The gist of most soufflés is this: you make a base, fold in whipped egg whites, and bake. If you're doing a sweet soufflé, maybe your base is chocolate. If you're doing a savory version, maybe your base is a version of a bechamel sauce, creamy with flecks of herbs. In this sense, the technique for most recipes is the same. Here are a few tips to make sure you succeed each and every time you set out to bake this light, airy treat.
- For Fail-Proof Meringue, Add Acid! This is not required by any means, but if you have trouble getting your egg whites or meringue to peak properly, you can always add a little lemon juice or cream of tartar to help strengthen the structure of the mixture.
- Don't Overfold: The tendency with many people is to really whip the whites into the base mixture. This is a mistake. You want to gently fold in the whites only until the point where the streaks of white disappear. Until you do this a few times, you'll probably feel as though you're under-mixing. Chances are: you're not.
- Use Fresh Room Temperature Eggs: Your eggs will act the way you want them to if they're room temperature. Whipping cold eggs is harder work and you won't get as much lift.
- Level off the Top of Your Soufflé With a Knife: You don't have to do this, but you know that magical flat top that soufflés have when you order them at restaurants? That's achieved with the swipe of a flat knife on the top of your souffle.
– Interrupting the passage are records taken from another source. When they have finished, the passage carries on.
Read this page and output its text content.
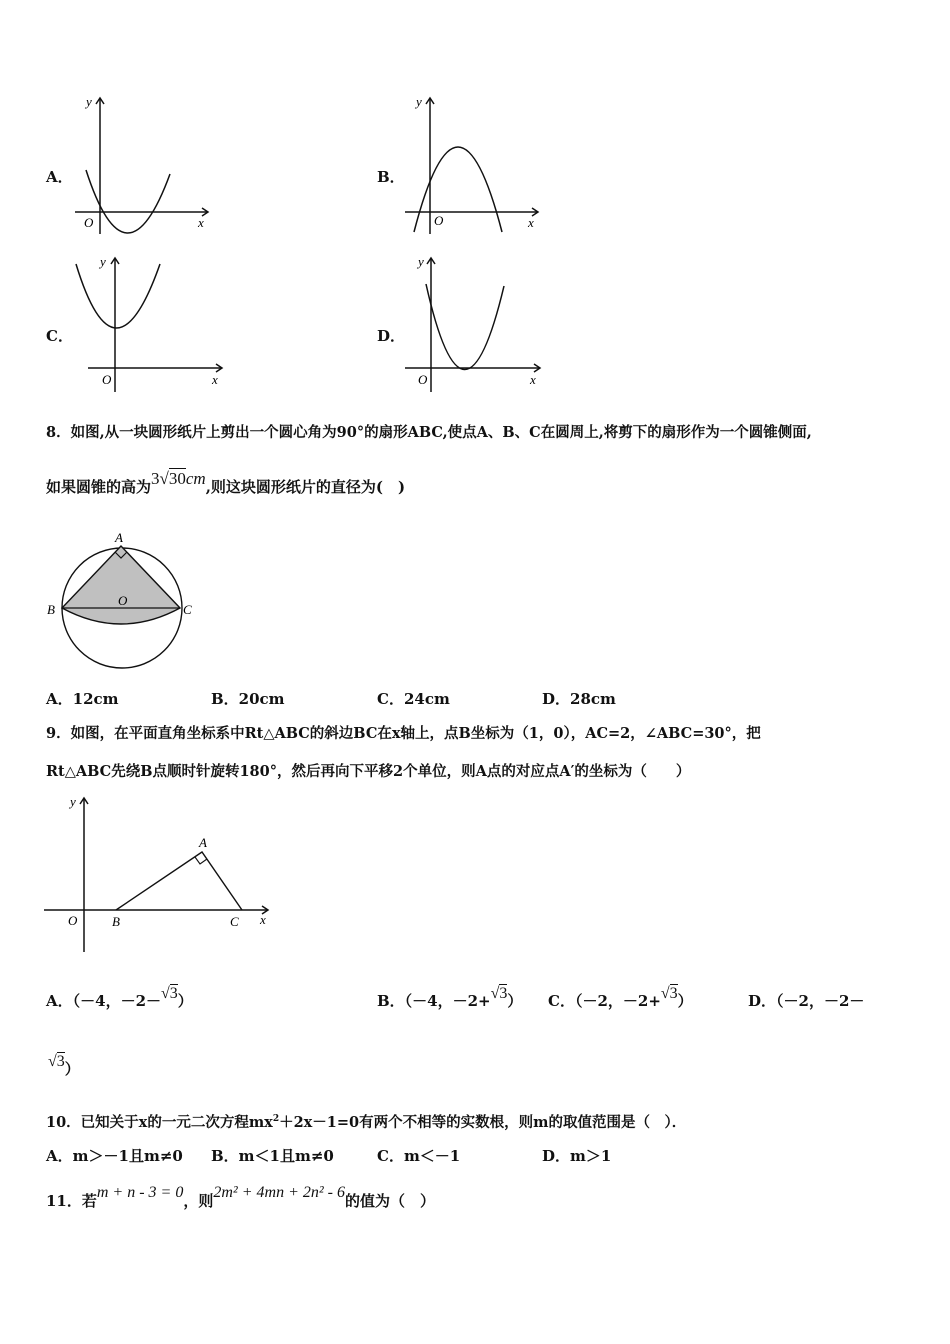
A．
y
x
O
B．
y
x
O
C．
y
x
O
D．
y
x
O
8．如图,从一块圆形纸片上剪出一个圆心角为90°的扇形ABC,使点A、B、C在圆周上,将剪下的扇形作为一个圆锥侧面,
如果圆锥的高为3√30cm,则这块圆形纸片的直径为(　)
A
B	C
O
A．12cm	B．20cm	C．24cm	D．28cm
9．如图，在平面直角坐标系中Rt△ABC的斜边BC在x轴上，点B坐标为（1，0），AC=2，∠ABC=30°，把
Rt△ABC先绕B点顺时针旋转180°，然后再向下平移2个单位，则A点的对应点A′的坐标为（　　）
y
x
O
A
B	C
A．（－4，－2－√3）	B．（－4，－2+√3） C．（－2，－2+√3）	D．（－2，－2－
√3）
10．已知关于x的一元二次方程$mx^2+2x-1=0$有两个不相等的实数根，则m的取值范围是（　）．
A．m＞－1且m≠0 B．m＜1且m≠0	C．m＜－1	D．m＞1
11．若m + n - 3 = 0，则2m² + 4mn + 2n² - 6的值为（　）
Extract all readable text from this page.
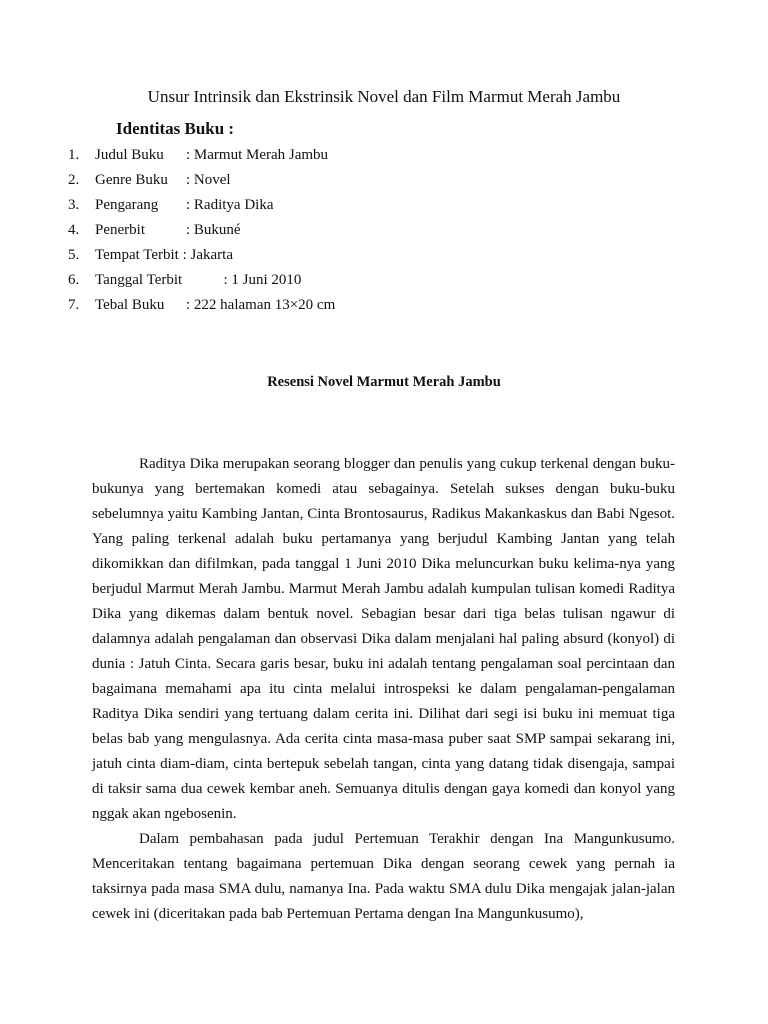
Unsur Intrinsik dan Ekstrinsik Novel dan Film Marmut Merah Jambu
Identitas Buku :
1. Judul Buku : Marmut Merah Jambu
2. Genre Buku : Novel
3. Pengarang : Raditya Dika
4. Penerbit	: Bukuné
5. Tempat Terbit : Jakarta
6. Tanggal Terbit : 1 Juni 2010
7. Tebal Buku : 222 halaman 13×20 cm
Resensi Novel Marmut Merah Jambu

Raditya Dika merupakan seorang blogger dan penulis yang cukup terkenal dengan buku-bukunya yang bertemakan komedi atau sebagainya. Setelah sukses dengan buku-buku sebelumnya yaitu Kambing Jantan, Cinta Brontosaurus, Radikus Makankaskus dan Babi Ngesot. Yang paling terkenal adalah buku pertamanya yang berjudul Kambing Jantan yang telah dikomikkan dan difilmkan, pada tanggal 1 Juni 2010 Dika meluncurkan buku kelima-nya yang berjudul Marmut Merah Jambu. Marmut Merah Jambu adalah kumpulan tulisan komedi Raditya Dika yang dikemas dalam bentuk novel. Sebagian besar dari tiga belas tulisan ngawur di dalamnya adalah pengalaman dan observasi Dika dalam menjalani hal paling absurd (konyol) di dunia : Jatuh Cinta. Secara garis besar, buku ini adalah tentang pengalaman soal percintaan dan bagaimana memahami apa itu cinta melalui introspeksi ke dalam pengalaman-pengalaman Raditya Dika sendiri yang tertuang dalam cerita ini. Dilihat dari segi isi buku ini memuat tiga belas bab yang mengulasnya. Ada cerita cinta masa-masa puber saat SMP sampai sekarang ini, jatuh cinta diam-diam, cinta bertepuk sebelah tangan, cinta yang datang tidak disengaja, sampai di taksir sama dua cewek kembar aneh. Semuanya ditulis dengan gaya komedi dan konyol yang nggak akan ngebosenin.

Dalam pembahasan pada judul Pertemuan Terakhir dengan Ina Mangunkusumo. Menceritakan tentang bagaimana pertemuan Dika dengan seorang cewek yang pernah ia taksirnya pada masa SMA dulu, namanya Ina. Pada waktu SMA dulu Dika mengajak jalan-jalan cewek ini (diceritakan pada bab Pertemuan Pertama dengan Ina Mangunkusumo),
- Use the Bottom Oven Rack: Generally speaking (although each oven is certainly different), the bottom oven rack is what you want to use to achieve lift. So for anything light and airy that needs rise, bake on the bottom.
Weeknight Tip: Did you know that you can make a soufflé ahead of time and bake them off when you're ready? This is a great party tip — make them the day before, cover and refrigerate them and take them to room temperature before you bake them off. They can be refrigerated for up 2 to 3 days.